Maples: Fault-tolerant middleware and diagnostic tools for sensor networks

Principal Investigators: Priya Narasimhan, Rajeev Gandhi

When multiple heterogeneous sensors are connected together for critical sensing applications (such as those envisioned for Sensor Andrew), there is clearly a need for them to communicate with each other dependably, regardless of any failures that occur, and regardless of any differences in the underlying platform, operating system, location, etc. The proposed Maples embedded middleware will comprise a suite of tools and libraries that mask the intricate and complex details (such as protocol differences, byte-order differences, concurrency, asynchrony, sensor failures, lost messages, consistency, etc.) of enabling distributed sensor nodes and their hosted applications to work together seamlessly and reliably. Much of a deployed sensor-network’s administrative cost will inevitably arise from manually finding and fixing problems. To support an automated, self-managing and dependable SensorAndrew deployment, and to mitigate the administrative burden for the hosted applications, Maples aims for fault-tolerance and diagnosability. Maples’ capabilities would free Sensor Andrew’s application programmers from having to worry about the impact of failures, or having to waste time and effort in determining the root causes of these failures.

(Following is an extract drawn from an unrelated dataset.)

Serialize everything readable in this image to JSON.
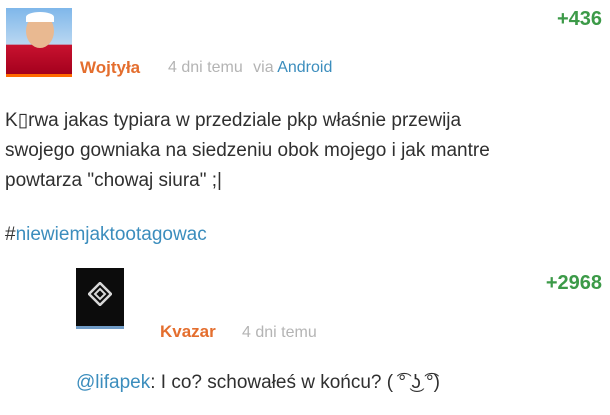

Maples will automatically: (1) identify the culprit sensor node or component that is the root cause of a problem, and (2) perform recovery that targets the actual source of the problem appropriately, rather than distracting the programmers’/administrators' attention with potential ``red-herrings.'' The challenges arise from the fact that there can be multiple root-causes for an observed problem manifestation, and there can be multiple (possibly distributed) observed manifestations for the same underlying root-cause. Maples’ failure-diagnosis strategy will seek the right system information to monitor and determine how often it should be monitored, in order to fingerpoint the root cause of failures accurately and rapidly, with low false-positive and false-negative rates. We propose to evaluate Maples using Sensor Andrew applications such as electricity monitoring and first-responder assistance.